4860-16Sous la Restauration, dès 1816, le roi Louis XVIII commande une dizaine de tableaux représentant les grands chefs de la révolte vendéenne qui en 1793 prirent la tête d’une armée de fortune composée de paysans pour défendre la Foi et le roi. C’est bel et bien l’image d’une résistance active, avec ses martyres, que le roi cherche à fixer, à mémorialiser. Le tableau de Jacques Cathelineau, simple roturier devenu premier généralissime de l’armée catholique et royale, est confié à Girodet. Loin de ne livrer qu’un pâle tableau pour assouvir les attentes politiques de la monarchie, le peintre exalte ce destin tragique dans un style où le néo-classicisme s’ouvre à l’aube du romantisme pictural. Un chef-d'œuvre aujourd’hui visible à Cholet, ville profondément marquée par les guerres de Vendée.

 

Anne-Louis Girodet

Né à Montargis en 1767, Girodet rejoint l’atelier de David en 1785. Il sera l’un de ses plus brillants élèves et portera haut les couleurs de la peinture néoclassique héritées de son maitre. Très affecté par le décès de ses parents en 1784 et 1787 le jeune Girodet devient le protégé du docteur Trioson. Ce dernier l’adopte finalement en 1809, dès lors le peintre se fait appeler Girodet de Roucy-Trioson, ou plus simplement Girodet-Trioson. Disqualifié du Prix de Rome en 1787, il remporte la seconde place en 1788 (avec « La mort de Titus ») et la première place en 1789 (avec « Joseph, reconnu par ses frères »).
 
Le lauréat séjourne alors à Rome jusqu’à l’exclusion des Français par les États pontificaux en 1793. Il reste néanmoins en Italie jusqu’en 1795, date à laquelle il retourne à Paris où il excelle dans les tableaux de diverses personnalités : Jean-Baptiste Belley, Mademoiselle Lange, Napoléon lors de son Consulat, Chateaubriand… Au style néoclassique hérité de David, Girodet ajoute un soupçon de romantisme qui en fait un des précurseurs de ce mouvement appliqué à la peinture. L’élève dépasse-t-il le maitre ? En 1810 son tableau sur le Déluge ravit la première place du Prix de la Décennie à David…
 
Héritant d’un bel héritage deux ans plus tard, Girodet se consacre à la poésie, mais ne néglige par pour autant la peinture puisqu’il participe à la décoration du château de Compiègne. L’année 1816 est celle qui nous concerne plus spécifiquement dans la vie de Girodet, il est alors nommé professeur aux Beaux-Arts de Paris et le nouveau monarque français va lui passer une commande historico-politique : peintre en pied le général Jacques Cathelineau, premier généralissime de l’armée catholique et royale en 1793.

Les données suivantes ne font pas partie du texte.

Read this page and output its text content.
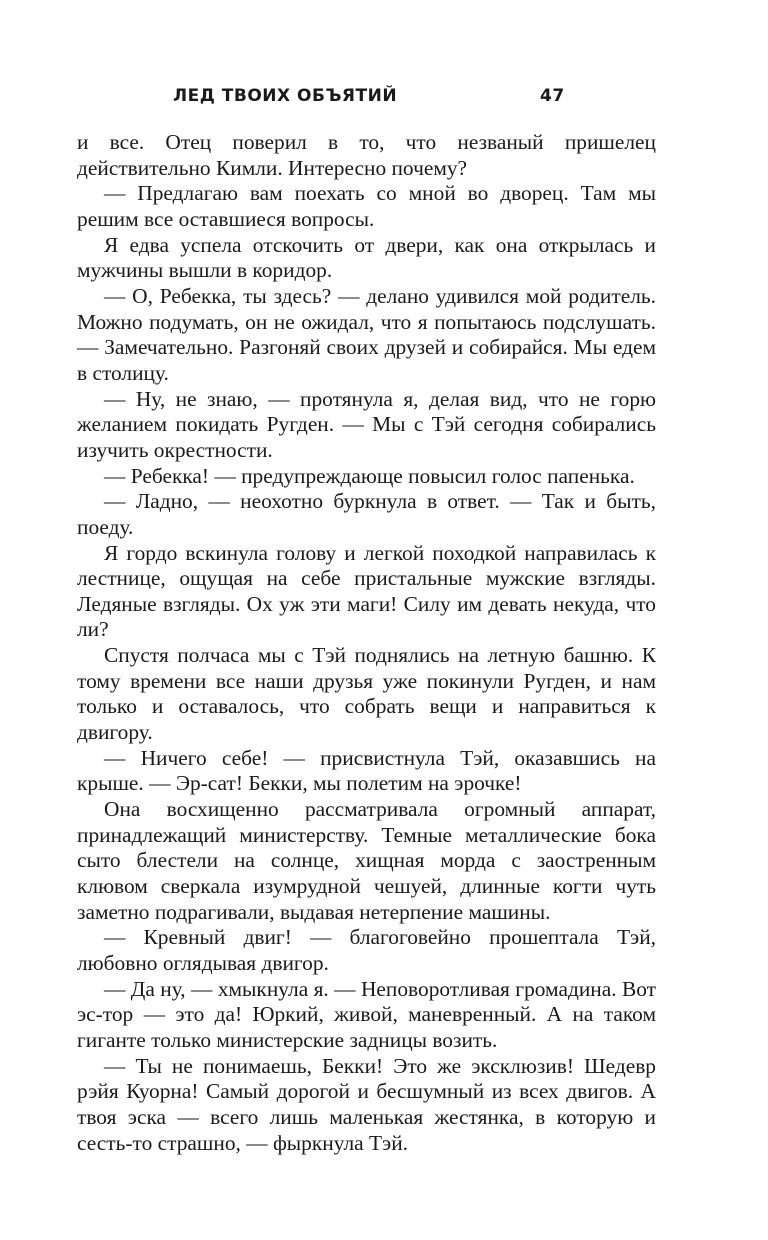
ЛЕД ТВОИХ ОБЪЯТИЙ	47

и все. Отец поверил в то, что незваный пришелец действительно Кимли. Интересно почему?

— Предлагаю вам поехать со мной во дворец. Там мы решим все оставшиеся вопросы.

Я едва успела отскочить от двери, как она открылась и мужчины вышли в коридор.

— О, Ребекка, ты здесь? — делано удивился мой родитель. Можно подумать, он не ожидал, что я попытаюсь подслушать. — Замечательно. Разгоняй своих друзей и собирайся. Мы едем в столицу.

— Ну, не знаю, — протянула я, делая вид, что не горю желанием покидать Ругден. — Мы с Тэй сегодня собирались изучить окрестности.

— Ребекка! — предупреждающе повысил голос папенька.

— Ладно, — неохотно буркнула в ответ. — Так и быть, поеду.

Я гордо вскинула голову и легкой походкой направилась к лестнице, ощущая на себе пристальные мужские взгляды. Ледяные взгляды. Ох уж эти маги! Силу им девать некуда, что ли?

Спустя полчаса мы с Тэй поднялись на летную башню. К тому времени все наши друзья уже покинули Ругден, и нам только и оставалось, что собрать вещи и направиться к двигору.

— Ничего себе! — присвистнула Тэй, оказавшись на крыше. — Эр-сат! Бекки, мы полетим на эрочке!

Она восхищенно рассматривала огромный аппарат, принадлежащий министерству. Темные металлические бока сыто блестели на солнце, хищная морда с заостренным клювом сверкала изумрудной чешуей, длинные когти чуть заметно подрагивали, выдавая нетерпение машины.

— Кревный двиг! — благоговейно прошептала Тэй, любовно оглядывая двигор.

— Да ну, — хмыкнула я. — Неповоротливая громадина. Вот эс-тор — это да! Юркий, живой, маневренный. А на таком гиганте только министерские задницы возить.

— Ты не понимаешь, Бекки! Это же эксклюзив! Шедевр рэйя Куорна! Самый дорогой и бесшумный из всех двигов. А твоя эска — всего лишь маленькая жестянка, в которую и сесть-то страшно, — фыркнула Тэй.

Peindre le premier généralissime de l’armée catholique et royale

Cathelineau_par_GirodetComme le tableau de Louis de Lescure réalisé par Robert Lefèvre, le tableau de Cathelineau par Girodet fait partie de la série de tableaux de généraux vendéens commandée par Louis XVIII dès 1816. Le but étant toujours de valoriser les héros de la Contre-révolution, leur résistance, leur courage, leur religiosité et leur sacrifice pour le trône et l’autel.

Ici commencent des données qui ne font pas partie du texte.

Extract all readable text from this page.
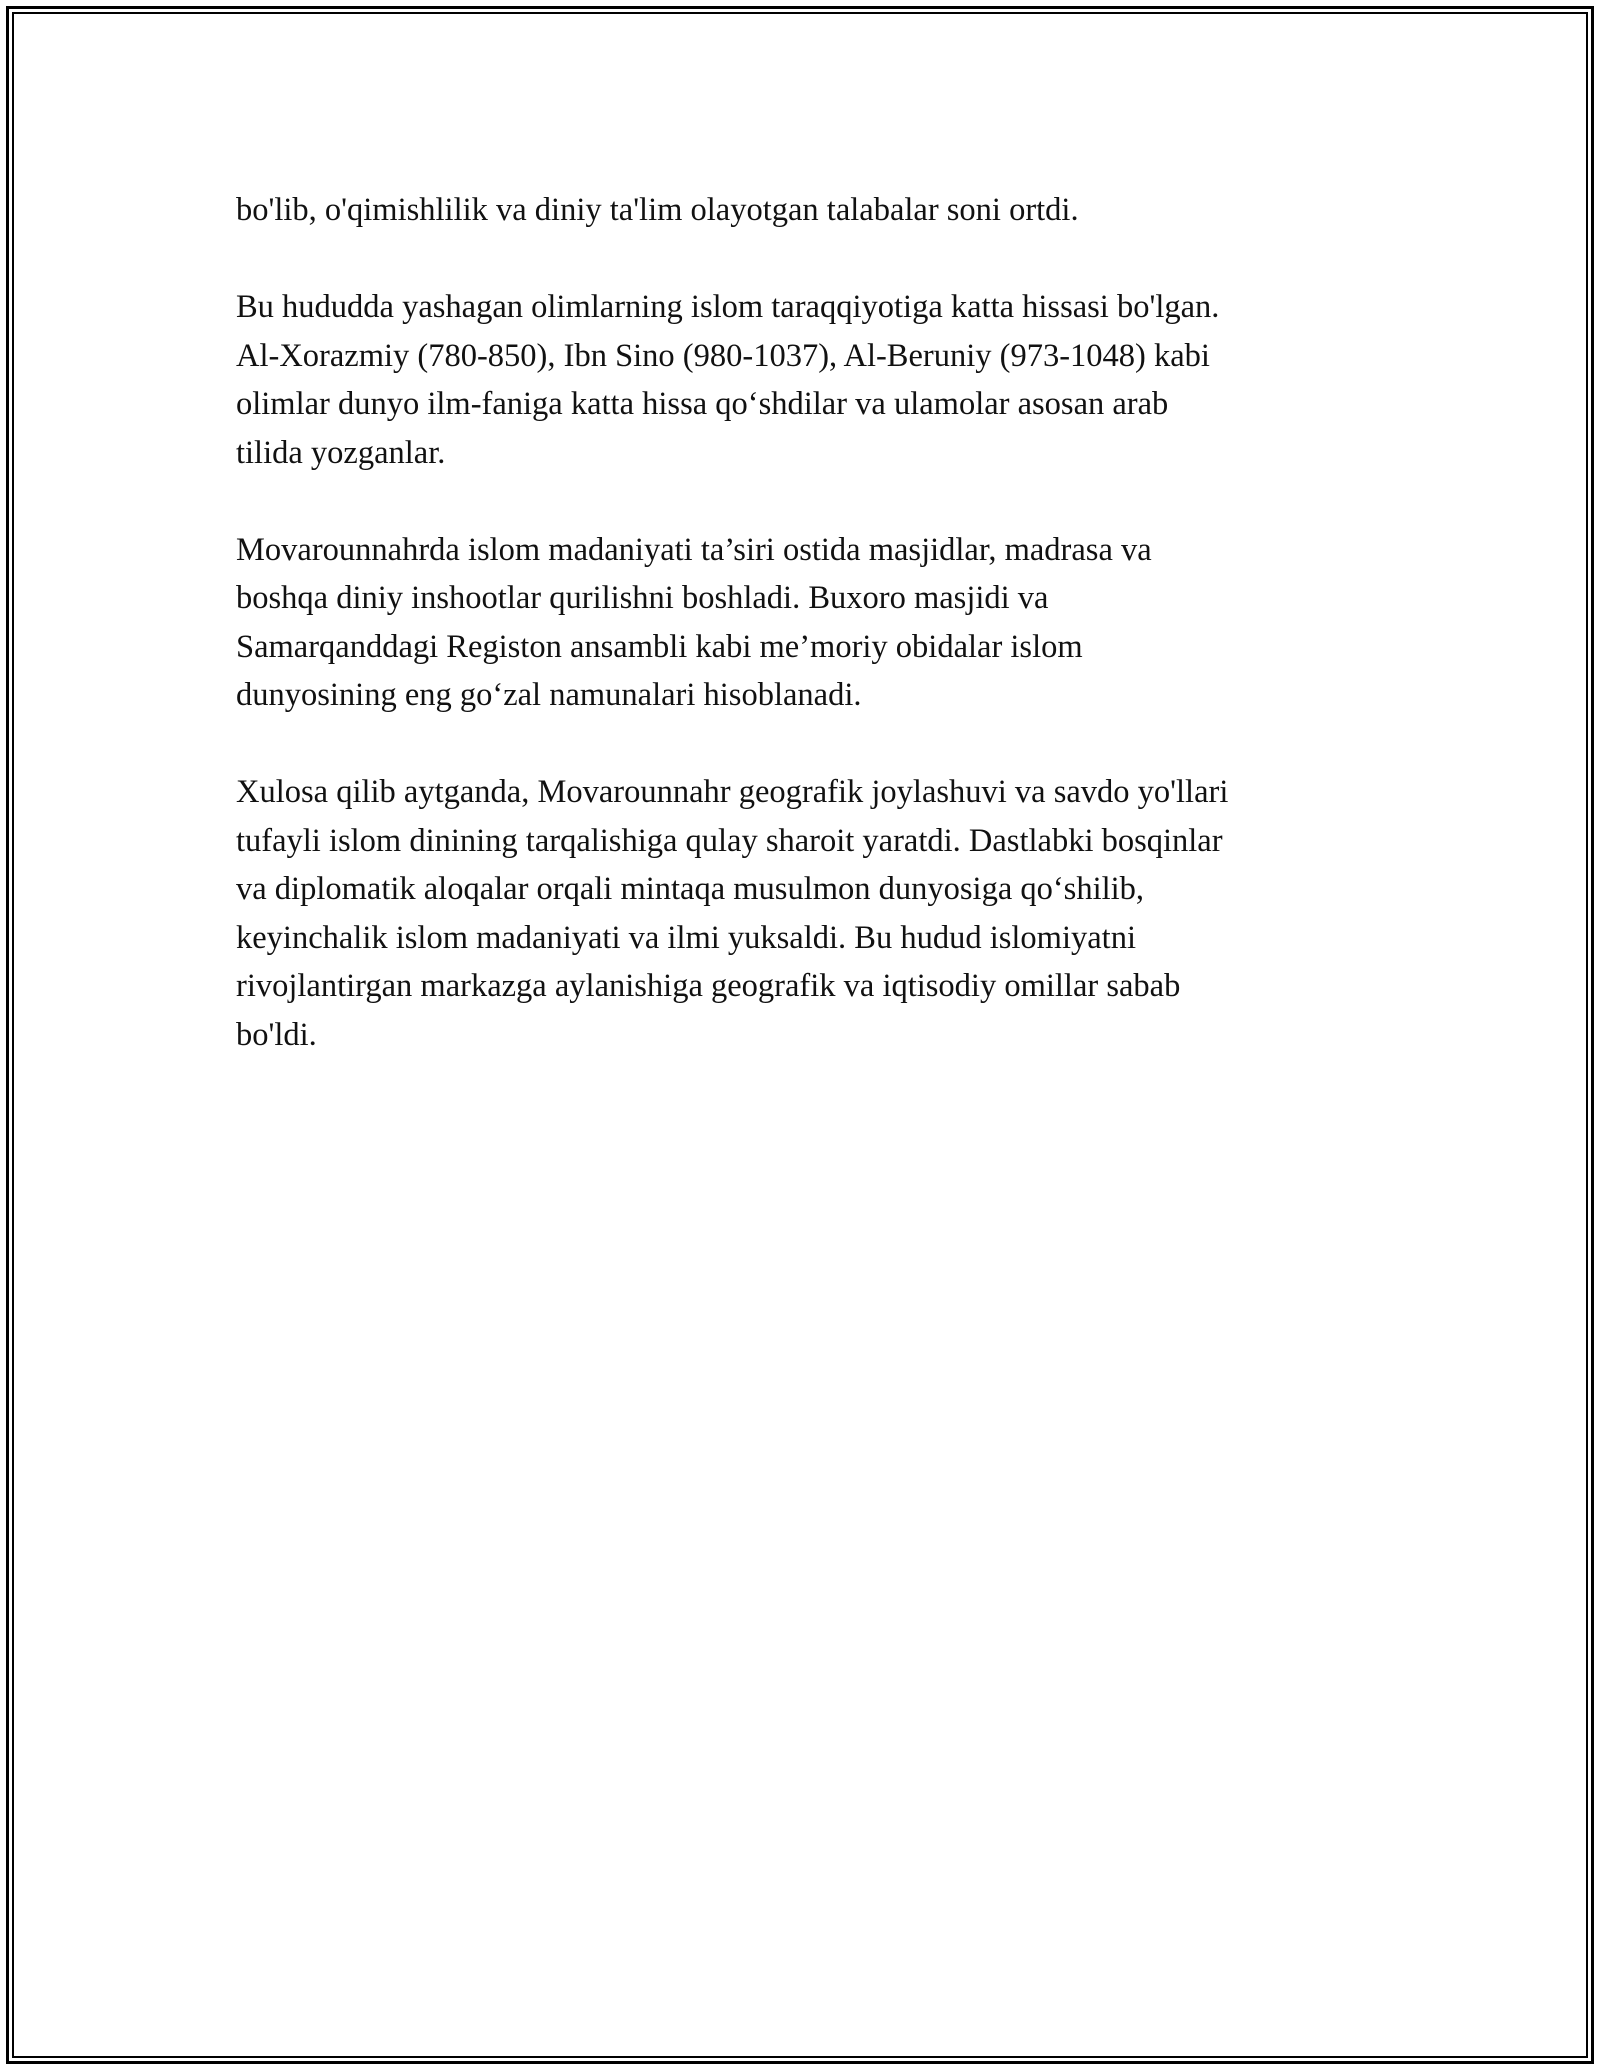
bo'lib, o'qimishlilik va diniy ta'lim olayotgan talabalar soni ortdi.

Bu hududda yashagan olimlarning islom taraqqiyotiga katta hissasi bo'lgan.
Al-Xorazmiy (780-850), Ibn Sino (980-1037), Al-Beruniy (973-1048) kabi
olimlar dunyo ilm-faniga katta hissa qo‘shdilar va ulamolar asosan arab
tilida yozganlar.

Movarounnahrda islom madaniyati ta’siri ostida masjidlar, madrasa va
boshqa diniy inshootlar qurilishni boshladi. Buxoro masjidi va
Samarqanddagi Registon ansambli kabi me’moriy obidalar islom
dunyosining eng go‘zal namunalari hisoblanadi.

Xulosa qilib aytganda, Movarounnahr geografik joylashuvi va savdo yo'llari
tufayli islom dinining tarqalishiga qulay sharoit yaratdi. Dastlabki bosqinlar
va diplomatik aloqalar orqali mintaqa musulmon dunyosiga qo‘shilib,
keyinchalik islom madaniyati va ilmi yuksaldi. Bu hudud islomiyatni
rivojlantirgan markazga aylanishiga geografik va iqtisodiy omillar sabab
bo'ldi.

Toutefois, le portrait de Cathelineau n’est pas sans poser problème… En effet, bien que généralissime de l’Armée catholique et royale, bien que considéré comme saint par certains, cette figure de proue de la révolte vendéenne n’a pas laissé de portrait et ses traits semblent avoir disparus avec lui dans la tombe. En effet, simple roturier, Cathelineau n’avait pas bénéficié de services d’un peintre et sa mort précoce dès 1793 n’avait pas laissé le temps à certains de ses compagnons d’immortaliser son visage. Pour pallier à ce manque de sources, Girodet va faire appel aux témoignages et à la description de témoins ayant bien connu le « saint de l’Anjou ». A l’origine de la commande, le comte de Pradel, directeur général du ministère de la Maison du roi, lui confie ainsi cette description :

« M. Jacques Cathelineau Général :

Vêtu en paysan, grande veste ave grandes poches et culotte gris bleu pâle, gilet croisé de laine blanche, une ceinture de toile blanche dans laquelle était placée une paire de pistolets ; un sabre à la hussarde ; un sacré cœur cousu sur l’habit, sur le cœur ; le Sacré-Cœur est un morceau de drap blanc carré sur lequel est un cœur rouge et une croix noire par-dessus ; un chapelet passé dans plusieurs boutonnières.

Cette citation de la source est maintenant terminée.